In my limited but not 0 experience, people have to convince themselves. So if you want to facilitate anything, you want to let them turn their minds on and work through their thoughts. If they feel any kind of pressure, they'll lock up and use their default reflexes.
More than you'd believe, asking a question like that is about your tone of voice being curious instead of harsh/skeptical. Id also be ready for a "what do you mean?" in response and offer some entry level alternative (Citations Needed)
Yeah that's what I'm thinking too. I can probably hammer him with articles about Israeli atrocities, popular support for resistance groups, and I did go over that stuff a bit, but he just thinks ISLAM is a death cult or whatever, it seems.
I'm really incredibly bad at tone, but I can try, not a bad strat...
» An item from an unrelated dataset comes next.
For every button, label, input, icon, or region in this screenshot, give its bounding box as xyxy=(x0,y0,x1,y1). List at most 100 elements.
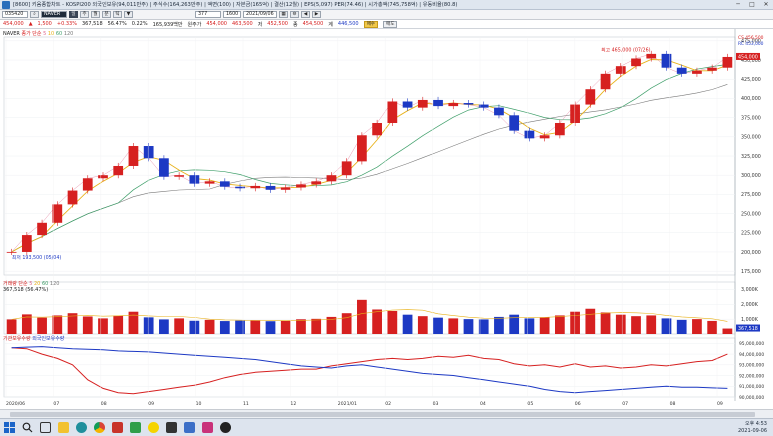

Yeah it's super important to do it in a way that doesn't lock them up. The tricky thing with not being very direct is that sometimes you feel like you got somewhere, but the person just goes and easily reverts any progress you've made because of cognitive dissonance. The ideas you introduce clash too hard with all their existing brainworms so they have to choose one or the other, they likely will just choose their existing brainworms. Being more confrontational will get them to be defensive and bring up whatever thing gives them pause about the new information you show them, which will give you a chance to address those things ahead of time, but if they get too defensive they'll be unwilling to change their minds. So it's a balancing act.